Upgrade Priorities: What to Level First and Why

For both F2P and spenders, weapon level should almost always come before Hunter level once you hit mid-game. Weapon base stats scale harder per material spent, especially ATK-focused weapons that directly multiply skill damage.

Focus upgrades on one primary DPS weapon first, ideally one that already has strong Hunter synergy. Splitting resources across multiple weapons early will slow your progression and weaken your ability to clear gear-check content like Gates and Tower floors.

Ascension Breakpoints That Actually Matter

Ascension isn’t about maxing everything, it’s about hitting the right thresholds. Most weapons gain their first meaningful passive enhancement at early ascension tiers, making Ascension 1–2 the sweet spot for F2P players.

Higher ascensions should be reserved for weapons you plan to use long-term. If a weapon doesn’t scale with your main Hunter’s kit or lacks endgame relevance, stop ascending it once the passive is unlocked and move on.

F2P Gacha Strategy: Play the Long Game

If you’re free-to-play, consistency beats chasing hype. Pulling on banners that feature weapons aligned with your strongest Hunter will always outperform gambling on raw S-tier placements.

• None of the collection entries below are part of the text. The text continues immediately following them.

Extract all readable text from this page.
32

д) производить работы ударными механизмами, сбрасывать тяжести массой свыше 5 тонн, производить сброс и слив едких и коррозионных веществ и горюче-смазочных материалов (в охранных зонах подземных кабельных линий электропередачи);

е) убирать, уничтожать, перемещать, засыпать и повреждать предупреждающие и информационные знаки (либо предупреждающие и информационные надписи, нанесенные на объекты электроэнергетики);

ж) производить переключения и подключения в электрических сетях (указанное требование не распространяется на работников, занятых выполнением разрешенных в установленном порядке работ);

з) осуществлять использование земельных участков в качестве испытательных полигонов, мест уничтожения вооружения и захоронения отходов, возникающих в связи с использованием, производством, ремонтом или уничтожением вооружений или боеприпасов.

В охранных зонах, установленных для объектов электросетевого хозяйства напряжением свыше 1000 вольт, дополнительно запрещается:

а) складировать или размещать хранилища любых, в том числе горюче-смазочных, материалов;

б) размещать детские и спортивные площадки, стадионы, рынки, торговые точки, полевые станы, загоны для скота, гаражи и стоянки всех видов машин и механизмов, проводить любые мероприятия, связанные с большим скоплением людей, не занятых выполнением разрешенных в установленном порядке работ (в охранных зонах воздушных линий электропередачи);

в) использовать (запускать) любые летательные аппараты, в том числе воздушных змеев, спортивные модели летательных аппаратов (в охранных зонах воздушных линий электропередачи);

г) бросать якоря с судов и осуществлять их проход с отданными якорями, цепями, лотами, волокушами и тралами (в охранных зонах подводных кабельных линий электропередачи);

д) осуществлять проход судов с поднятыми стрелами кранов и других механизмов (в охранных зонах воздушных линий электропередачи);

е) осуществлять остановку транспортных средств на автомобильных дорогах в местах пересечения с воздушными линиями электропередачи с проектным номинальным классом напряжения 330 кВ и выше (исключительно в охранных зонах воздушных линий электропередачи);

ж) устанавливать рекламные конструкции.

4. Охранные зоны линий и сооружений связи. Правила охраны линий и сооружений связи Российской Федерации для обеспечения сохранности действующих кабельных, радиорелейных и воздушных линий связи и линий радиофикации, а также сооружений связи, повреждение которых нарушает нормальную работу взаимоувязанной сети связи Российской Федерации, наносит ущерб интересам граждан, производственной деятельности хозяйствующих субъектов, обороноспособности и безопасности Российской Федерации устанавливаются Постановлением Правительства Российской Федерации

Avoid weapon banners that don’t offer pity carryover or dual-value pulls. Ideally, you want banners where even “losing” the pull still gives you something usable, either through universal dupes or materials that feed your main build.

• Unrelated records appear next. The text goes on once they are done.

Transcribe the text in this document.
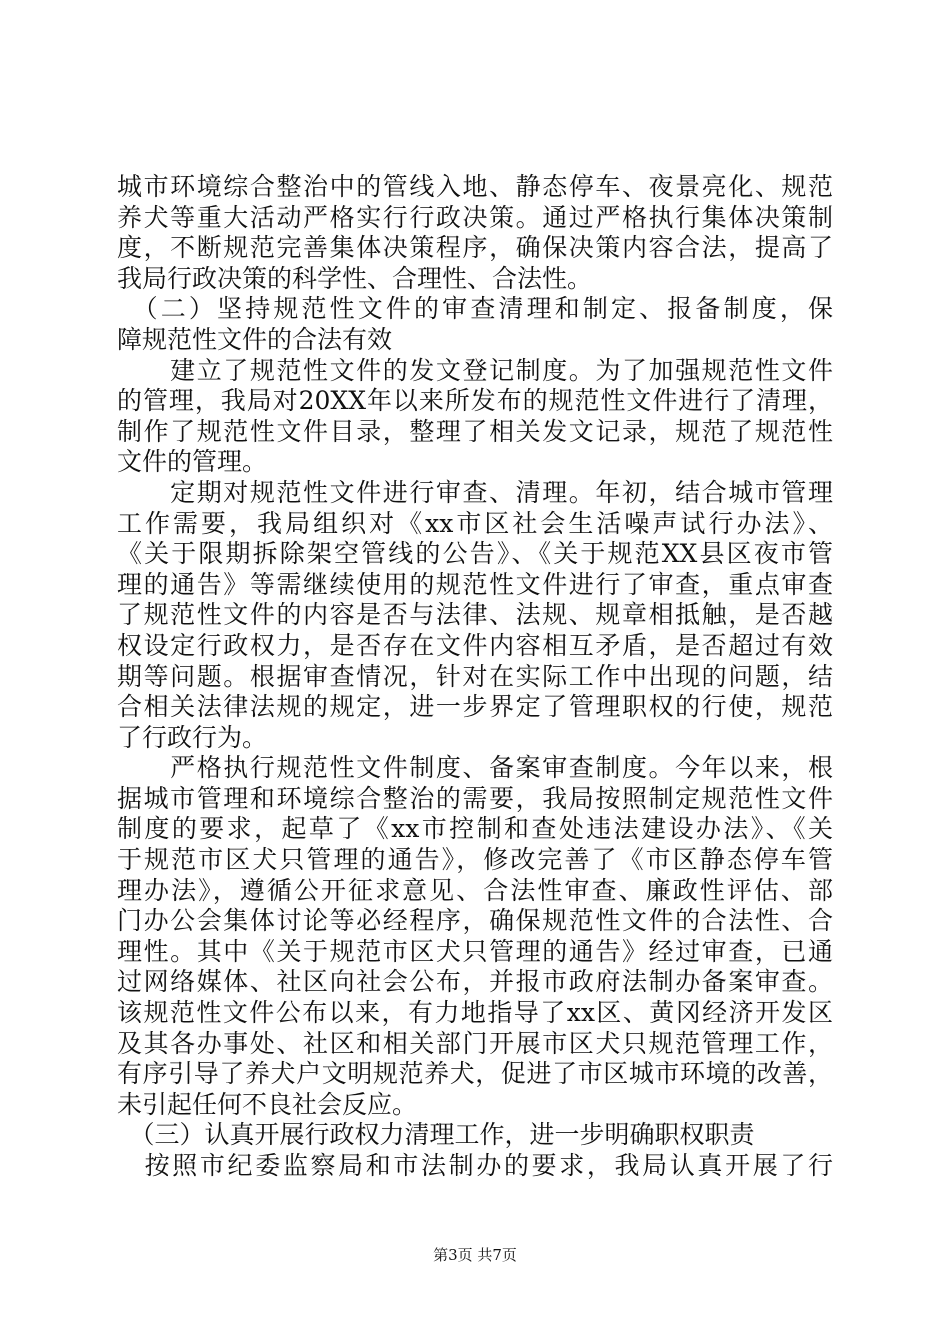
城市环境综合整治中的管线入地、静态停车、夜景亮化、规范
养犬等重大活动严格实行行政决策。通过严格执行集体决策制
度，不断规范完善集体决策程序，确保决策内容合法，提高了
我局行政决策的科学性、合理性、合法性。
　（二）坚持规范性文件的审查清理和制定、报备制度，保
障规范性文件的合法有效
　　建立了规范性文件的发文登记制度。为了加强规范性文件
的管理，我局对20XX年以来所发布的规范性文件进行了清理，
制作了规范性文件目录，整理了相关发文记录，规范了规范性
文件的管理。
　　定期对规范性文件进行审查、清理。年初，结合城市管理
工作需要，我局组织对《xx市区社会生活噪声试行办法》、
《关于限期拆除架空管线的公告》、《关于规范XX县区夜市管
理的通告》等需继续使用的规范性文件进行了审查，重点审查
了规范性文件的内容是否与法律、法规、规章相抵触，是否越
权设定行政权力，是否存在文件内容相互矛盾，是否超过有效
期等问题。根据审查情况，针对在实际工作中出现的问题，结
合相关法律法规的规定，进一步界定了管理职权的行使，规范
了行政行为。
　　严格执行规范性文件制度、备案审查制度。今年以来，根
据城市管理和环境综合整治的需要，我局按照制定规范性文件
制度的要求，起草了《xx市控制和查处违法建设办法》、《关
于规范市区犬只管理的通告》，修改完善了《市区静态停车管
理办法》，遵循公开征求意见、合法性审查、廉政性评估、部
门办公会集体讨论等必经程序，确保规范性文件的合法性、合
理性。其中《关于规范市区犬只管理的通告》经过审查，已通
过网络媒体、社区向社会公布，并报市政府法制办备案审查。
该规范性文件公布以来，有力地指导了xx区、黄冈经济开发区
及其各办事处、社区和相关部门开展市区犬只规范管理工作，
有序引导了养犬户文明规范养犬，促进了市区城市环境的改善，
未引起任何不良社会反应。
　（三）认真开展行政权力清理工作，进一步明确职权职责
　按照市纪委监察局和市法制办的要求，我局认真开展了行
第3页 共7页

Low Spender Priorities: Value Per Dollar

Light spenders should focus on banners with guaranteed returns. Step-up banners and selectors are vastly more efficient than standard pulls, especially when they let you target a specific weapon for ascension duplicates.

Instead of chasing multiple weapons, commit to pushing one or two to higher ascension tiers. A well-ascended A-tier weapon will outperform a barely upgraded S-tier option in real combat scenarios.

Whale Optimization: Maximize Dupes, Not Roster Size

For heavy spenders, the trap is spreading investment too thin. Endgame Solo Leveling: Arise rewards fully optimized builds, not wide collections.

Prioritize maxing weapons that scale multiplicatively with Hunter passives and team buffs. Dupes that enhance conditional damage, cooldown reduction, or stacking mechanics will dramatically outperform flat stat increases in late-game raids and competitive modes.

Early-Game vs Endgame Investment Mindset

Early-game progression is about clearing content efficiently, not perfection. Temporary weapons are fine as long as they help you push story, unlock modes, and farm higher-tier materials.

Endgame flips that logic entirely. Once you’re farming reliably, every upgrade should be future-proof, focused on Hunters and weapons that remain relevant in high-difficulty content and scale cleanly with ascension and team synergies.

Final Take: Build Systems, Not Just Stats

The strongest accounts in Solo Leveling: Arise aren’t built on luck, they’re built on planning. Weapon tiers tell you what’s possible, but smart upgrades, ascensions, and gacha decisions determine what’s achievable for your account.

Invest with intention, respect your resource limits, and always think two stages ahead. Master that mindset, and the game stops feeling punishing and starts feeling completely under your control.